August 16, 2007 9:01 AM  
Anonymous tater said...

Glad you made it back safe and sound, and now I have a mental picture of you peeing out your forehead. I don't think there is a "depends" for that, but a bandana might just work. Very glad to know that your little soldier is back on his four legs, safe and sound, thanks for the update. Oh and I tried to update my ilife on my mac last night? FUCKED UP MY ENTIRE FORMAT FOR THE BLOG! Now I have to go back to every single entry and reformat it. AAAAAHHHHHHHHRRRRRRGGGGG! Guess what I'll be doing for the mext week?

August 16, 2007 9:14 AM  
Blogger Angela said...

Thanks for a good morning laugh. After my morning of spilt coffee, dripping wet from the shower with no towel, dropping the damned iron on my foot and breaking a fingernail to the quick - I needed a good laugh! I love your blog.

A new friend,

Angela (Polson, MT) where I walk to work, too.

August 16, 2007 9:30 AM  
Blogger rodger said...

We really do need a weather exchange. What a miserable trip...but then...that's Texas! I'm sure it will take a day to decompress.

Now...I'm with all the

August 16, 2007 1:28 PM  
Blogger SubtleKnife said...

Tater, maybe not depends, but a panty-liner might work. A bandana-liner...

August 16, 2007 4:54 PM  
Anonymous TedBear said...

Hi Doll. I will call you in the morning. Today was shit.
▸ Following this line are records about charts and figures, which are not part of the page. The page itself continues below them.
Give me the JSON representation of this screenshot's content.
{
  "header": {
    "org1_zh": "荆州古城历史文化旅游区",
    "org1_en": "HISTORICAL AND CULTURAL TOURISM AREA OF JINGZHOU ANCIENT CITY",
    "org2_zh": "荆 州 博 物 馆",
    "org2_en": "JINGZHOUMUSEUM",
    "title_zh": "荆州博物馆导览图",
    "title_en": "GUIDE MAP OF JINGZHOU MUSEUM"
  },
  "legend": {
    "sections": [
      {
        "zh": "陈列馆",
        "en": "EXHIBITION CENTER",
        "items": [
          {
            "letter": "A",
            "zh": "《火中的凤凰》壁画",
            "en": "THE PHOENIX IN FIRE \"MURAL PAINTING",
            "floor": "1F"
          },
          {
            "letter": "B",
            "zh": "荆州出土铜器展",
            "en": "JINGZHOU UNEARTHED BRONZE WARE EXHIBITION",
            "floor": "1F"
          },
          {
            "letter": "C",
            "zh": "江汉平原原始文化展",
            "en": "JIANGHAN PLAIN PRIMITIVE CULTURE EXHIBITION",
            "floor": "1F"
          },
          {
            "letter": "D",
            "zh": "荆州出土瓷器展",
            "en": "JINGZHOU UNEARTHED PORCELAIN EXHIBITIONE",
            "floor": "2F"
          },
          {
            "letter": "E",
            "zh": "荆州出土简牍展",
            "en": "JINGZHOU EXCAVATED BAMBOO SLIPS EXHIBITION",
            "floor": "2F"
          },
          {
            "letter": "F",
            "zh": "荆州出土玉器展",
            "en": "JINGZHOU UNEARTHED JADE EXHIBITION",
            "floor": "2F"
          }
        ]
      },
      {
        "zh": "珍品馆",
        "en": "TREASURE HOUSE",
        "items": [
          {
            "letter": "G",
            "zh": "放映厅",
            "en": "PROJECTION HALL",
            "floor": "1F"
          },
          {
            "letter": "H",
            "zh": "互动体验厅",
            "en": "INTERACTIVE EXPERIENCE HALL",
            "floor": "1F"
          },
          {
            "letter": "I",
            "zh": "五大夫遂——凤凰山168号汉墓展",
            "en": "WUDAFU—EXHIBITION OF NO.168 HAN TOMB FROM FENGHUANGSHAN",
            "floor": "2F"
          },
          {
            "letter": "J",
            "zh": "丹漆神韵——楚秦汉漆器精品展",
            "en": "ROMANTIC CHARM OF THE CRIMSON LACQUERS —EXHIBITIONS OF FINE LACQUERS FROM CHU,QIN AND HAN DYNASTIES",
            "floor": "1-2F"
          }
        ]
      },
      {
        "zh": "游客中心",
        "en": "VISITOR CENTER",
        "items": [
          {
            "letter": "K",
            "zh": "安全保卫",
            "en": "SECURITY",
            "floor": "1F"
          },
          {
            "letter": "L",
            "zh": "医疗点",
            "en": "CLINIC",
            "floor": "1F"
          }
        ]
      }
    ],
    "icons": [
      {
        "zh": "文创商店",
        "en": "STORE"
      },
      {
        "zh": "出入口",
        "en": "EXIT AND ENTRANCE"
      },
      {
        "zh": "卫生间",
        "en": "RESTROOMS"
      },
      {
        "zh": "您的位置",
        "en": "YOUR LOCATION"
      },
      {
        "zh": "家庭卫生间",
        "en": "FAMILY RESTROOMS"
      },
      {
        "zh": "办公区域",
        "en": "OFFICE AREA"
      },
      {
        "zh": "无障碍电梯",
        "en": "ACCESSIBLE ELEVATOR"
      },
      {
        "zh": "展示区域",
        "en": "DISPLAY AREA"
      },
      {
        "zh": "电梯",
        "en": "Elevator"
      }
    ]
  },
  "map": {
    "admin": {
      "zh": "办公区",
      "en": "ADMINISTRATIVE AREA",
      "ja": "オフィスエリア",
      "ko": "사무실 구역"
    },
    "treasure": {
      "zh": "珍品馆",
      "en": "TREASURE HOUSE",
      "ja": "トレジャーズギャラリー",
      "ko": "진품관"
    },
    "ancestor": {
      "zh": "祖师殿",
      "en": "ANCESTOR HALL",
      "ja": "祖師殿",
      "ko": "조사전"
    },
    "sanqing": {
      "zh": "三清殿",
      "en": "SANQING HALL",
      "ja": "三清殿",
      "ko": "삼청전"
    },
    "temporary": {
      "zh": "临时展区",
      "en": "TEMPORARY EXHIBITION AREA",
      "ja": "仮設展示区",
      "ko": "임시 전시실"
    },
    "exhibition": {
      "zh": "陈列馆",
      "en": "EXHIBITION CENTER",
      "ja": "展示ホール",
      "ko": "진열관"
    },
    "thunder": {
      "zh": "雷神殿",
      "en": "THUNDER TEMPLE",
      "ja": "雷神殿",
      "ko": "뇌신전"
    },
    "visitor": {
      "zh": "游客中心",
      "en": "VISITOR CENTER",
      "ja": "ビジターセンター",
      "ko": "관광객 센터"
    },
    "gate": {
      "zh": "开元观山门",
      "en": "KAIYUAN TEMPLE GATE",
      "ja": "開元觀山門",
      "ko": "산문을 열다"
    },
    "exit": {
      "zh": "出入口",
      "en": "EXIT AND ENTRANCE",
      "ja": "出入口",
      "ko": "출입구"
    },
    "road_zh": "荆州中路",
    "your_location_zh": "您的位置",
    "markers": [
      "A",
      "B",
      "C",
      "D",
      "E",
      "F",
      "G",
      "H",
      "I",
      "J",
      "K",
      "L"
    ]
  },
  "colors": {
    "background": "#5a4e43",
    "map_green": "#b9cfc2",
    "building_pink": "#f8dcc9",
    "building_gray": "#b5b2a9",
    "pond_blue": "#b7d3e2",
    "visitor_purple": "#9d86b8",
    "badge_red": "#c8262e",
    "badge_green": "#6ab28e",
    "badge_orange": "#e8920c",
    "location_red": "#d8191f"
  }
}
Girl, you picked a horrible month to visit Dallas. August is our hottest month. It is also why everyone has a swimming pool.

Dallas Traffic is miserable. There are 12m people driving around. It isn't as bad as SFO or BOS or LA. LA is the worst.

Thank God I home office and take a taxi to the airport every week for business trips. I rarely have to drive in traffic. The Overeducated Redneck drives less than 10 miles to the office. He goes into the office very early. When he is on call, it takes ~10 minutes.

Oh, and weatherwise, you left just in time. After 100+ today again, we had wicked thunderstorms and sideways rain this evening. Your fab armoirs would have made fine rafts. Where did you get them, Phil Maia? Where did you stay? Next time you can stay with us.

August 16, 2007 10:49 PM  
Blogger David said...

But aside from that, Mrs. Lincoln, how did you like the show?

August 17, 2007 9:59 AM  
Anonymous Mark H said...

NOW I DO WISH, Ms. L, we could visit so you could expressly let us pay you to TEACH us HOW to find these treasures. I hate NEW furniture, but have no clue in seeing old stuff what's a value. Out here, the old antique places seem overpriced. One of them just hauls stuff in from England and calls it antiques.

NOW ON YOUR TRIP....I was astounded too on my ONE trip to Dallas - Ft. Worth. I have recounted 100 times to friends, besides your most excellent hot-body-pee-forehead description of the weather, the traffic...etc., but my big memory was: I could NEVER tell on those freeways where I was in relation to downtown Dallas...had to wait until we came to a freeway overpass and look for the city center..."oh yeah, THERE it is." THE LAND IS FLAT. FOR a westerner, we become so used to seeing mountains, volcanoes, or "something" high, we have landmarks. THANKS for the horror story!!!!!!! BUT you got good stuff!